Di antara tradisi ulama salaf adalah membantu teman mereka untuk meraih pahala memberi makan, dengan cara mengunjungi rumah teman itu ketika mereka sedang lapar. Konon, Baginda Nabi ﷺ bersama Abu Bakar dan ‘Umar radhiyallahu ‘anhuma pernah mengunjungi rumah Abul-Haitsam bin at-Tayyihan dan Abu Ayyub al-Anshari radhiyallahu ‘anhuma untuk makan. Pada saat itu Baginda Nabi ﷺ dan kedua sahabat beliau itu memang sedang lapar.

Al-Imam al-Gazali menuturkan, bahwa ‘Aun bin ‘Abdullah al-Mas‘udi mendata 360 temannya untuk dikunjungi setiap hari secara bergantian, sehingga ia akan makan di rumah teman-temannya secara bergilir selama setahun penuh. Ulama lain ada yang menjadwal 30 temannya untuk dikunjungi dalam tempo sebulan, sedangkan ulama yang lain lagi ada yang mendaftar 7 teman untuk dikunjungi dalam sejumat (sepekan).

Bahkan, jika pemilik rumah sedang tidak di dalam rumah, mereka tetap masuk dan menyantap makanan yang ada. Hal demikian karena mereka sudah tahu dan memastikan bahwa pemilik rumah rela, bahkan senang, kalau makanannya dimakan. Konon, Rasulullah ﷺ pernah memasuki rumah Barirah, lalu memakan makanan di rumahnya meskipun Barirah tidak ada. Hal demikian karena Baginda Nabi ﷺ tahu jika Barirah senang dengan hal itu.
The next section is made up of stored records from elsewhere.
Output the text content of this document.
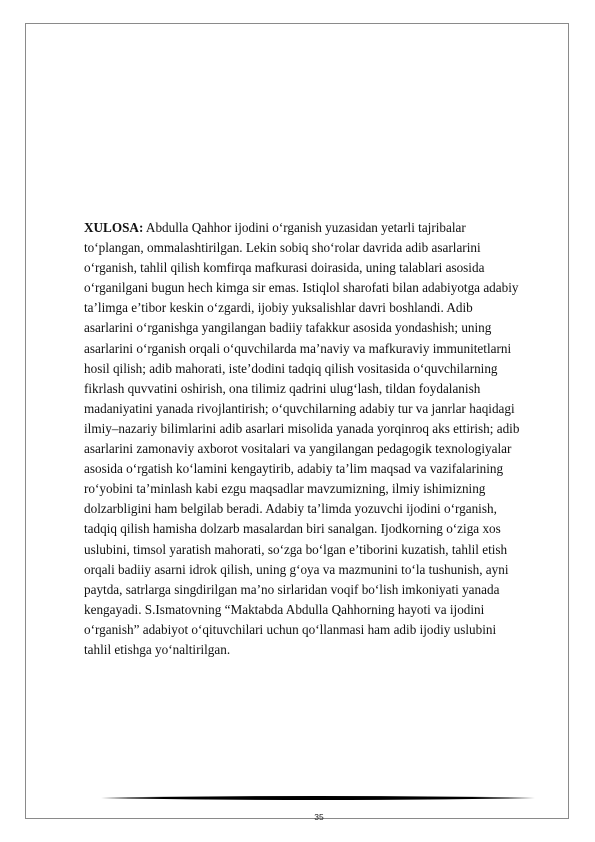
XULOSA: Abdulla Qahhor ijodini o‘rganish yuzasidan yetarli tajribalar
to‘plangan, ommalashtirilgan. Lekin sobiq sho‘rolar davrida adib asarlarini
o‘rganish, tahlil qilish komfirqa mafkurasi doirasida, uning talablari asosida
o‘rganilgani bugun hech kimga sir emas. Istiqlol sharofati bilan adabiyotga adabiy
ta’limga e’tibor keskin o‘zgardi, ijobiy yuksalishlar davri boshlandi. Adib
asarlarini o‘rganishga yangilangan badiiy tafakkur asosida yondashish; uning
asarlarini o‘rganish orqali o‘quvchilarda ma’naviy va mafkuraviy immunitetlarni
hosil qilish; adib mahorati, iste’dodini tadqiq qilish vositasida o‘quvchilarning
fikrlash quvvatini oshirish, ona tilimiz qadrini ulug‘lash, tildan foydalanish
madaniyatini yanada rivojlantirish; o‘quvchilarning adabiy tur va janrlar haqidagi
ilmiy–nazariy bilimlarini adib asarlari misolida yanada yorqinroq aks ettirish; adib
asarlarini zamonaviy axborot vositalari va yangilangan pedagogik texnologiyalar
asosida o‘rgatish ko‘lamini kengaytirib, adabiy ta’lim maqsad va vazifalarining
ro‘yobini ta’minlash kabi ezgu maqsadlar mavzumizning, ilmiy ishimizning
dolzarbligini ham belgilab beradi. Adabiy ta’limda yozuvchi ijodini o‘rganish,
tadqiq qilish hamisha dolzarb masalardan biri sanalgan. Ijodkorning o‘ziga xos
uslubini, timsol yaratish mahorati, so‘zga bo‘lgan e’tiborini kuzatish, tahlil etish
orqali badiiy asarni idrok qilish, uning g‘oya va mazmunini to‘la tushunish, ayni
paytda, satrlarga singdirilgan ma’no sirlaridan voqif bo‘lish imkoniyati yanada
kengayadi. S.Ismatovning “Maktabda Abdulla Qahhorning hayoti va ijodini
o‘rganish” adabiyot o‘qituvchilari uchun qo‘llanmasi ham adib ijodiy uslubini
tahlil etishga yo‘naltirilgan.
35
Konon, al-Imam Muhammad bin Wasi‘ dan kawan-kawannya memasuki rumah al-Imam al-Hasan al-Bashri ketika beliau sedang tidak di rumah. Mereka lalu memakan makanan al-Hasan yang dijumpai di dalam rumahnya tanpa izin. Ketika al-Hasan memasuki rumahnya dan menemukan pemandangan seperti itu, beliau pun merasa senang dan berujar, “Tradisi kita memang sedemikian”.
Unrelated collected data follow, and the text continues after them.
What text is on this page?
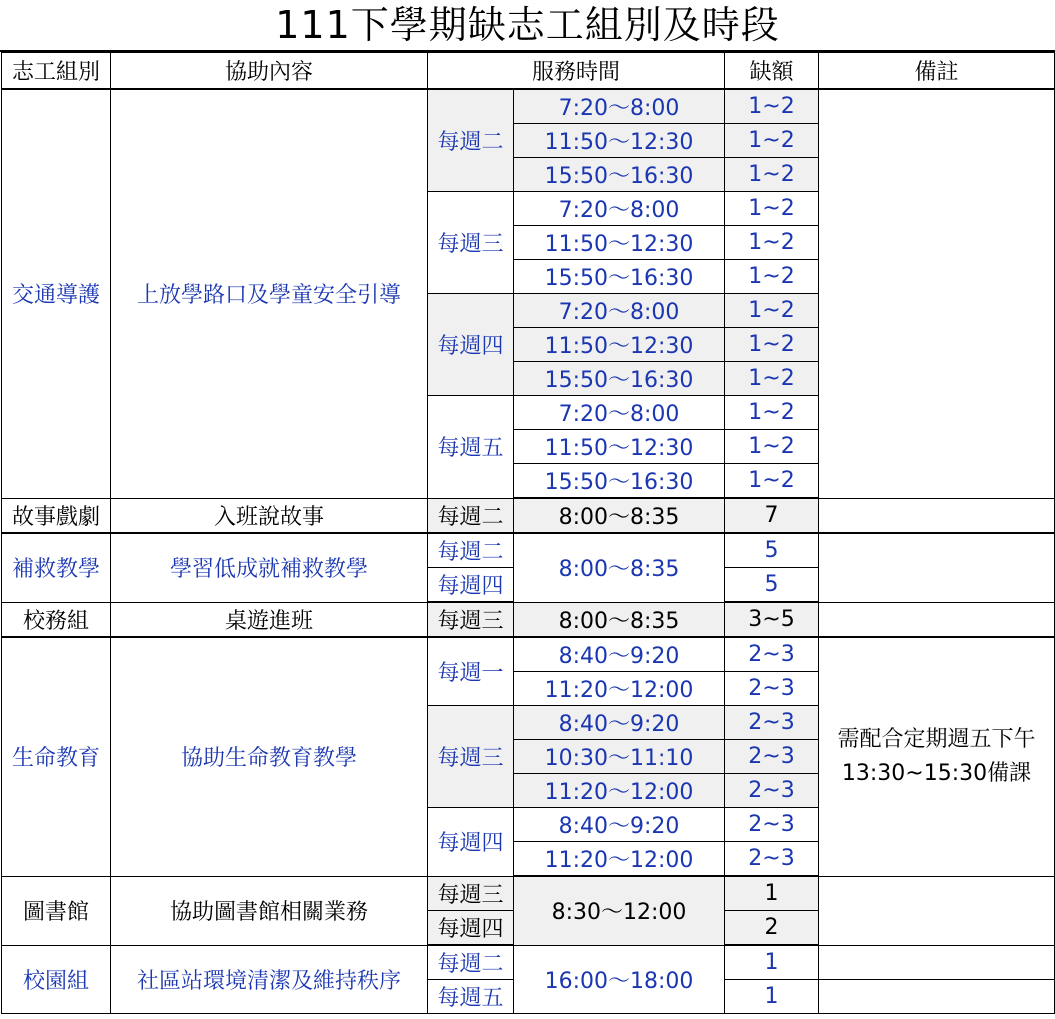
111下學期缺志工組別及時段
志工組別	協助內容	服務時間		缺額	備註
交通導護	上放學路口及學童安全引導	每週二	7:20～8:00	1~2	
			11:50～12:30	1~2	
			15:50～16:30	1~2	
		每週三	7:20～8:00	1~2	
			11:50～12:30	1~2	
			15:50～16:30	1~2	
		每週四	7:20～8:00	1~2	
			11:50～12:30	1~2	
			15:50～16:30	1~2	
		每週五	7:20～8:00	1~2	
			11:50～12:30	1~2	
			15:50～16:30	1~2	
故事戲劇	入班說故事	每週二	8:00～8:35	7	
補救教學	學習低成就補救教學	每週二	8:00～8:35	5	
		每週四		5	
校務組	桌遊進班	每週三	8:00～8:35	3~5	
生命教育	協助生命教育教學	每週一	8:40～9:20	2~3	需配合定期週五下午13:30~15:30備課
			11:20～12:00	2~3	
		每週三	8:40～9:20	2~3	
			10:30～11:10	2~3	
			11:20～12:00	2~3	
		每週四	8:40～9:20	2~3	
			11:20～12:00	2~3	
圖書館	協助圖書館相關業務	每週三	8:30～12:00	1	
		每週四		2	
校園組	社區站環境清潔及維持秩序	每週二	16:00～18:00	1	
		每週五		1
Sekelompok orang (kaum) memasuki rumah al-Imam Sufyan ats-Tsauri tapi mereka tidak mendapati tuan rumah. Lalu mereka membuka pintu rumah, menurunkan hidangan yang ada di situ, lalu mereka semua memakannya. Ketika ats-Tsauri memasuki rumahnya, ia bergembira melihat pemandangan itu lalu berujar, “Kalian telah mengingatkanku pada akhlak ulama salaf. Dulu mereka juga seperti itu”.

Sekelompok orang mengunjungi seorang Tabi‘in, namun Si Tabi‘in tidak menemukan apa yang bisa disuguhkan kepada tamu-tamunya itu. Lalu Si Tabi‘in pergi ke rumah salah satu temannya, tapi dia tidak sedang di rumah. Si Tabi‘in pun memasuki rumah temannya itu, lalu mendapati sejumlah makanan. Ia pun membawa semuanya lalu menghidangkan kepada tamu-tamunya.
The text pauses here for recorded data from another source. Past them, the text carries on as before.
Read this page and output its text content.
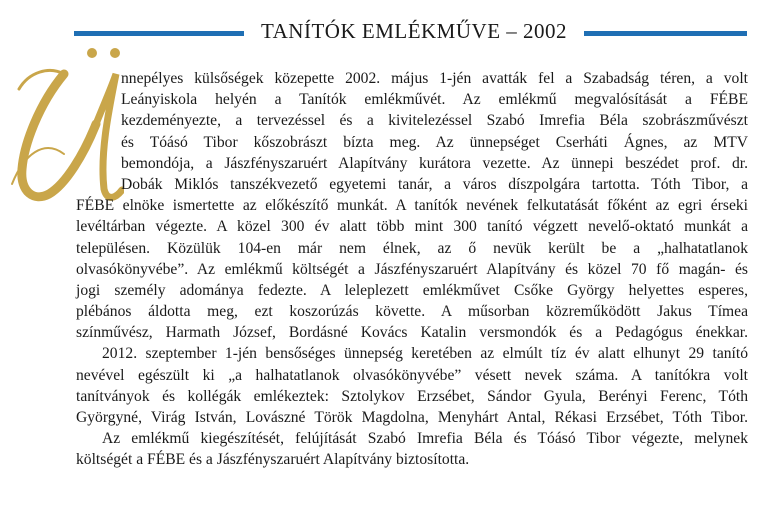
TANÍTÓK EMLÉKMŰVE – 2002
nnepélyes külsőségek közepette 2002. május 1-jén avatták fel a Szabadság téren, a volt
Leányiskola helyén a Tanítók emlékművét. Az emlékmű megvalósítását a FÉBE
kezdeményezte, a tervezéssel és a kivitelezéssel Szabó Imrefia Béla szobrászművészt
és Tóásó Tibor kőszobrászt bízta meg. Az ünnepséget Cserháti Ágnes, az MTV
bemondója, a Jászfényszaruért Alapítvány kurátora vezette. Az ünnepi beszédet prof. dr.
Dobák Miklós tanszékvezető egyetemi tanár, a város díszpolgára tartotta. Tóth Tibor, a
FÉBE elnöke ismertette az előkészítő munkát. A tanítók nevének felkutatását főként az egri érseki
levéltárban végezte. A közel 300 év alatt több mint 300 tanító végzett nevelő-oktató munkát a
településen. Közülük 104-en már nem élnek, az ő nevük került be a „halhatatlanok
olvasókönyvébe”. Az emlékmű költségét a Jászfényszaruért Alapítvány és közel 70 fő magán- és
jogi személy adománya fedezte. A leleplezett emlékművet Csőke György helyettes esperes,
plébános áldotta meg, ezt koszorúzás követte. A műsorban közreműködött Jakus Tímea
színművész, Harmath József, Bordásné Kovács Katalin versmondók és a Pedagógus énekkar.
2012. szeptember 1-jén bensőséges ünnepség keretében az elmúlt tíz év alatt elhunyt 29 tanító
nevével egészült ki „a halhatatlanok olvasókönyvébe” vésett nevek száma. A tanítókra volt
tanítványok és kollégák emlékeztek: Sztolykov Erzsébet, Sándor Gyula, Berényi Ferenc, Tóth
Györgyné, Virág István, Lovászné Török Magdolna, Menyhárt Antal, Rékasi Erzsébet, Tóth Tibor.
Az emlékmű kiegészítését, felújítását Szabó Imrefia Béla és Tóásó Tibor végezte, melynek
költségét a FÉBE és a Jászfényszaruért Alapítvány biztosította.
Ketika pemilik rumah masuk, dia menemukan makanan di dapurnya sudah ludes. Namun seorang tetangga melaporkan bahwa makanannya dibawa oleh Si Fulan (Si Tabi‘in). Mengetahui hal itu dia pun berujar, “Baguslah kalo begitu”. Ketika suatu hari pemilik rumah itu bertemu dengan Si Tabi‘in, dia berkata, “Saudaraku, jika tamu-tamumu datang lagi, lakukan hal yang sama lagi, ya!”